One of the most decorated minds in AI is striking out alone. Richard Sutton shared the 2024 Turing Award for founding modern reinforcement learning. On Monday he said he is leaving John Carmack's startup Keen Technologies to start a new one, Oak Lab.
He announced it plainly on X. He praised Carmack and Keen, then said he and his collaborator Khurram Javed had “broken away to start our own startup” to chase “a slightly different path toward understanding intelligence.”
His diagnosis of the field is blunt. Current deep-learning methods, he wrote, are “weak and inefficient, and need not more tweaks, but fundamentally new ideas and a thorough reworking.”
Learning from experience, not datasets
Oak Lab's core argument is about where intelligence comes from. Sutton has long held that it is created and maintained from run-time experience, not distilled from a clean, human-curated dataset.
That distinction matters more than it sounds. Today's models learn from data that people have collected, cleaned and filtered. Real experience is messier. Some of it is predictable, and a lot of it is just noise.
In the lab's first research post, Sutton and Javed put numbers to the problem. The standard optimiser, SGD, cannot tell the two apart. Nor can cousins like Adam. It spreads the blame for every error across all its parameters, so it quietly absorbs the noise.
Their fix updates an old idea of Sutton's. An algorithm called IDBD, and a new neural version they call NetworkIDBD, learns to assign credit selectively. It rewards only the signals that actually predict something. In their tests it learns the real pattern where SGD drowns in the junk.
An agent that runs on 20 watts
The point of all this is efficiency. Their methods learn from a stream of experience, one step at a time, without storing or replaying data. Oak Lab says that needs orders of magnitude less compute and energy than today's approach.
That leads to the lab's stated holy grail: a trillion-parameter agent that learns and plans in real time on 20 watts. Twenty watts is roughly what the human brain runs on. Today's frontier models train once, in data centres that draw megawatts, then sit frozen. Sutton wants a system that never stops learning, on a sliver of the power.
The contrarian bet
Sutton has spent his career arguing against the grain. His 2019 essay “The Bitter Lesson” is quoted constantly in AI. His textbook with Andrew Barto trained a generation of researchers. But he doubts that scaling up pretrained language models is the road to real intelligence.
That puts him in interesting company. Yann LeCun has made a similar case, leaving Meta's orbit to bet $1bn on world models rather than bigger chatbots. AlphaGo's David Silver has placed his own bet on a different route.

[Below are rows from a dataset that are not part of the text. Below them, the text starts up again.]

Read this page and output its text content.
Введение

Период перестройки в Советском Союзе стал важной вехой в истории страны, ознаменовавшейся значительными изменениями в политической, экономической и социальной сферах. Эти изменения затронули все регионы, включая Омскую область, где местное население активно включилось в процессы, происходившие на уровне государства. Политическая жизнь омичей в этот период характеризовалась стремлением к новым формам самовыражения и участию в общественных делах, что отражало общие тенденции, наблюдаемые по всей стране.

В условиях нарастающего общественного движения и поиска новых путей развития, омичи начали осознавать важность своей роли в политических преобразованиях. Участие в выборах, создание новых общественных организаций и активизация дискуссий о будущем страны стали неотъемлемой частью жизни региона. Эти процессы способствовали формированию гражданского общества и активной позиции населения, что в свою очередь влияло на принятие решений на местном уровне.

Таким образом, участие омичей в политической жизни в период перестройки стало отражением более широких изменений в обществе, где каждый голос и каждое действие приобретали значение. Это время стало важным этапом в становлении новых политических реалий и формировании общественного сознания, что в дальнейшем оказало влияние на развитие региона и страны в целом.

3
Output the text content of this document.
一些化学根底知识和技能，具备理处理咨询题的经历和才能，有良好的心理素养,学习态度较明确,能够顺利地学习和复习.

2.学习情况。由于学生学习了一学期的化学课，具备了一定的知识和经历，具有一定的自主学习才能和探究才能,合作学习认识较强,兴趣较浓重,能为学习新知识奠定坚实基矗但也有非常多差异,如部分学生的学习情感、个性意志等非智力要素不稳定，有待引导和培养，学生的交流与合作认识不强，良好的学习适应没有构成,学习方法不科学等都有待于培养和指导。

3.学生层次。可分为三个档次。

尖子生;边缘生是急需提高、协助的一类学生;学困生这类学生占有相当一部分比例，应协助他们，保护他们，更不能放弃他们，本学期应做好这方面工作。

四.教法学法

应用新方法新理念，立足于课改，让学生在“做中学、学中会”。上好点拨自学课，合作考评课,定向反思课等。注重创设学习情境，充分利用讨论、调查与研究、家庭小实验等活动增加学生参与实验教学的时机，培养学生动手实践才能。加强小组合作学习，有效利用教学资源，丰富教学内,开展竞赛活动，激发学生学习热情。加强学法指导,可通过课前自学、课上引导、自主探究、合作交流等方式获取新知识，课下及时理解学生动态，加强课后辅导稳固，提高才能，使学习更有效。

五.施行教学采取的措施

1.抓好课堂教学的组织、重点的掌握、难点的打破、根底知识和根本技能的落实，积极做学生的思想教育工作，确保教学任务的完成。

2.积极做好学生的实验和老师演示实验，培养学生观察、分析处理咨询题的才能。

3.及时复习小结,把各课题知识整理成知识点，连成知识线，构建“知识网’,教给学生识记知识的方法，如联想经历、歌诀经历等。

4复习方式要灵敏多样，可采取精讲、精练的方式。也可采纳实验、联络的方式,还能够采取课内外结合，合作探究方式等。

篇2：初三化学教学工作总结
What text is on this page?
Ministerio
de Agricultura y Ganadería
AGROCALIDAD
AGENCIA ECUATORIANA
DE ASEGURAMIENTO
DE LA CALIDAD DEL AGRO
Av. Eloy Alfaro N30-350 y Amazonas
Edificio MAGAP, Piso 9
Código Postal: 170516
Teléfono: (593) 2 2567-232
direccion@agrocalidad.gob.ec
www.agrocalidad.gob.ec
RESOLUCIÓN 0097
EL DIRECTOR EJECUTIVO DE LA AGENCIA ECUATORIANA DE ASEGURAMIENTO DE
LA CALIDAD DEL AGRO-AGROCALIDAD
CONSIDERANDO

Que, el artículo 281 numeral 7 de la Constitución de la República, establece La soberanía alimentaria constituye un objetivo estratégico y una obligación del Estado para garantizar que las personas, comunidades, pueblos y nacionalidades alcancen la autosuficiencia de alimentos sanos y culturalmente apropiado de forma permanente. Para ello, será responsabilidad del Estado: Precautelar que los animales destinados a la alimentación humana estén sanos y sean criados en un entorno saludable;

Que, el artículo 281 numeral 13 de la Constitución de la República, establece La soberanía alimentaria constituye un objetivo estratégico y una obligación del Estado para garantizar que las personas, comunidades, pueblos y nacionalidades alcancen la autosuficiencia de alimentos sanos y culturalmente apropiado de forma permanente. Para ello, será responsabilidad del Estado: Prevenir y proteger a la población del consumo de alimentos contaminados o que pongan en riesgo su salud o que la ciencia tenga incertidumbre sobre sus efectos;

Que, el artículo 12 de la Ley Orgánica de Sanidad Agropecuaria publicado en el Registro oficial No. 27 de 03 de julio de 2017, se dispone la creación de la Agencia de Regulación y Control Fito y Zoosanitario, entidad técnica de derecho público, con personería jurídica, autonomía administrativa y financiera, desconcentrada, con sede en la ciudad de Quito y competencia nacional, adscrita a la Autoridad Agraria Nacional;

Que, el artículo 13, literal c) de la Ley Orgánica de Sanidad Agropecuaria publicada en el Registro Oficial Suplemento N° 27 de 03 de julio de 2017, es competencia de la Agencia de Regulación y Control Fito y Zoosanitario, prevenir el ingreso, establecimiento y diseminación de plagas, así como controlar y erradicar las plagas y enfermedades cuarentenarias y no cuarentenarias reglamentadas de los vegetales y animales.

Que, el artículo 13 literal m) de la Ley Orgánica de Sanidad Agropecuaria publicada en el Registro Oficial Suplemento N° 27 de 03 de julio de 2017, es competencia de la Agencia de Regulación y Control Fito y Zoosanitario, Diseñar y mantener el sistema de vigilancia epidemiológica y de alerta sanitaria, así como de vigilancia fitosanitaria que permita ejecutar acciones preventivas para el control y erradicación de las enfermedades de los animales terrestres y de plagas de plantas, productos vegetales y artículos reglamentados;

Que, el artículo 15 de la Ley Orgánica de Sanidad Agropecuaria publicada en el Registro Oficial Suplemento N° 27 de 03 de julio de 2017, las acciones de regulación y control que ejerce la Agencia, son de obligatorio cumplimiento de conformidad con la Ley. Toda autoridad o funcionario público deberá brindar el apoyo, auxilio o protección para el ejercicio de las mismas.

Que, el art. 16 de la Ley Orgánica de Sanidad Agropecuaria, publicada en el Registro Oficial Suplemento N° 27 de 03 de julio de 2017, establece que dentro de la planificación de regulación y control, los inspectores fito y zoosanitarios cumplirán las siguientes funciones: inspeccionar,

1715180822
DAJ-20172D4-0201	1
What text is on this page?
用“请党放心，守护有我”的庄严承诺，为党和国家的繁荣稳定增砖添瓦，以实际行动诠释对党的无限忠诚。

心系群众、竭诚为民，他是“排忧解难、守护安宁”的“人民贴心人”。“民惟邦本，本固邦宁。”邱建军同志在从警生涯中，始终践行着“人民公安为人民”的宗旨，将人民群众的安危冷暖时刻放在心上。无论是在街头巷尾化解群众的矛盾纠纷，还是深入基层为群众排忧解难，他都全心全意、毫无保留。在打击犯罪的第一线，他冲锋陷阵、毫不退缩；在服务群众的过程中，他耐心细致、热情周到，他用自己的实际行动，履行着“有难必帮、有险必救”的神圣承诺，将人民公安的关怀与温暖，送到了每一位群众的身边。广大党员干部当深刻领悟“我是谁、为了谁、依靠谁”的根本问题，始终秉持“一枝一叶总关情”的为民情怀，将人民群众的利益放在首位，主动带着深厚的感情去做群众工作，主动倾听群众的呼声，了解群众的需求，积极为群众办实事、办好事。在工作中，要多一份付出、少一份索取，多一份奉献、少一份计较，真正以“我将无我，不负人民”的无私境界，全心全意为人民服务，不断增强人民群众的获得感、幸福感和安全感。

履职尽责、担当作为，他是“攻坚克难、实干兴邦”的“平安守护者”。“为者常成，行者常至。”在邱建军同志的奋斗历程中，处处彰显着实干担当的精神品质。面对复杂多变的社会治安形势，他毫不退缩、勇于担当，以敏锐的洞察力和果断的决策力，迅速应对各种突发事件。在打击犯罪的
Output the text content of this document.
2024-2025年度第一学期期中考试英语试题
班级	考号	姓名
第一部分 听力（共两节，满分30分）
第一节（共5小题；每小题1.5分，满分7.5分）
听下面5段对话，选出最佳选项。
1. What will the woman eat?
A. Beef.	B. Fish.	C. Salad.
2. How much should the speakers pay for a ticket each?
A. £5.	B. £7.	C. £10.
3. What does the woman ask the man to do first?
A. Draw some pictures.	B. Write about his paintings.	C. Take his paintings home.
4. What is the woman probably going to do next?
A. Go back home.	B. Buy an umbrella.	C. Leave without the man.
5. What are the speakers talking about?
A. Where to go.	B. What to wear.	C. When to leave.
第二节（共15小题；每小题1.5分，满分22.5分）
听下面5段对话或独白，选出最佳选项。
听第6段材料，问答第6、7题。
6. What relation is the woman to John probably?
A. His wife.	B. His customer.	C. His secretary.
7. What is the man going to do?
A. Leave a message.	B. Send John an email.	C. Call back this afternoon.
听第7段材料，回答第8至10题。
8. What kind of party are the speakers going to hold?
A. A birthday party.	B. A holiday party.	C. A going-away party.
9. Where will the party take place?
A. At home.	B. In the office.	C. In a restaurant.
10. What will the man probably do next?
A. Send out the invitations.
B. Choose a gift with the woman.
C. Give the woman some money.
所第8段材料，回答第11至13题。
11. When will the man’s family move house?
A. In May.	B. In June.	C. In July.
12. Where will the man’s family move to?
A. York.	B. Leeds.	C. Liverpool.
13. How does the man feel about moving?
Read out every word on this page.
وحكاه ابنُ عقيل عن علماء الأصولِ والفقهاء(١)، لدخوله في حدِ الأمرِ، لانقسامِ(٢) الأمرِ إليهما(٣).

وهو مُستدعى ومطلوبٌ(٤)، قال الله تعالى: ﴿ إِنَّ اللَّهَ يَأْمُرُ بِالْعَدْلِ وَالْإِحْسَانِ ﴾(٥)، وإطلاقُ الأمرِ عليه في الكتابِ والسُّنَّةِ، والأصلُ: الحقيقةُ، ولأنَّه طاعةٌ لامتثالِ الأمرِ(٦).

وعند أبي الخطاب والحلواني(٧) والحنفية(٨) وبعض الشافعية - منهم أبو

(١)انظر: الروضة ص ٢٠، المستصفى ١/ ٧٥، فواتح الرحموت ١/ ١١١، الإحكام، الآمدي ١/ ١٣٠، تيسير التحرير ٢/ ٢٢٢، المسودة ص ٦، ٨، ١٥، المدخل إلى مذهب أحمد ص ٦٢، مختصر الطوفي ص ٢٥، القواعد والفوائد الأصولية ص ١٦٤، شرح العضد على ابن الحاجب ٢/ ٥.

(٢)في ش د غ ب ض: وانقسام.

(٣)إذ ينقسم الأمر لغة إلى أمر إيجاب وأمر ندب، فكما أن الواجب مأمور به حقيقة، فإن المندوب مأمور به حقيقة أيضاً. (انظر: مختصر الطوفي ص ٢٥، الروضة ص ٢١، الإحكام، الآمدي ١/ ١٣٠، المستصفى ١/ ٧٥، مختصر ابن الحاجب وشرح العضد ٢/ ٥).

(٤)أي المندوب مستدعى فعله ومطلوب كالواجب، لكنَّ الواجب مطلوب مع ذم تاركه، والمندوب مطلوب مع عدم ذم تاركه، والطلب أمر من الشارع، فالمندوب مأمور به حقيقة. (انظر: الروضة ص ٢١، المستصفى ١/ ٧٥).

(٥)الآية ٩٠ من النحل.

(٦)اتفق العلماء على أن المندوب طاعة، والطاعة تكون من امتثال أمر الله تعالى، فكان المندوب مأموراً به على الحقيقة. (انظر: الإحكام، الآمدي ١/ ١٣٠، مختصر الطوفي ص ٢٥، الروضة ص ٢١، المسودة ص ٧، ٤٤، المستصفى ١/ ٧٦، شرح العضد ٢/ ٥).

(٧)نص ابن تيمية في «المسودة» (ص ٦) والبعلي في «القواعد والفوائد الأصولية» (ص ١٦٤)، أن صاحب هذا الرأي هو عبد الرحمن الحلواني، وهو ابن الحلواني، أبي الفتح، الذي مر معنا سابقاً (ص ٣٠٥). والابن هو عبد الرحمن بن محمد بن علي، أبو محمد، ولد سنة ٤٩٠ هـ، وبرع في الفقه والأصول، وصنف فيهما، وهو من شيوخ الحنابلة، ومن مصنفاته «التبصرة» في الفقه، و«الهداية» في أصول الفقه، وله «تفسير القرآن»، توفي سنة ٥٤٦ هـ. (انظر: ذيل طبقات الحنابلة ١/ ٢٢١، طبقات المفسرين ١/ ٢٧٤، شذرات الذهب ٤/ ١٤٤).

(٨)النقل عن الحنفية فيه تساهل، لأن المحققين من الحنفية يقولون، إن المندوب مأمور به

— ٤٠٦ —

All of them think a machine should learn like a child does, from experience, not from a frozen snapshot of the internet.
The timing fits the mood. The AI race has quietly stopped being only about the biggest model. Cost and efficiency now matter as much as scale, and researchers are digging into how models actually reason rather than just making them larger.
Whether Oak Lab delivers is another question. It is chasing a goal the whole field would love and nobody has reached. But Sutton is betting a storied career on it. The future of AI, he thinks, looks less like a bigger brain in a bigger building, and more like a small one that never stops learning.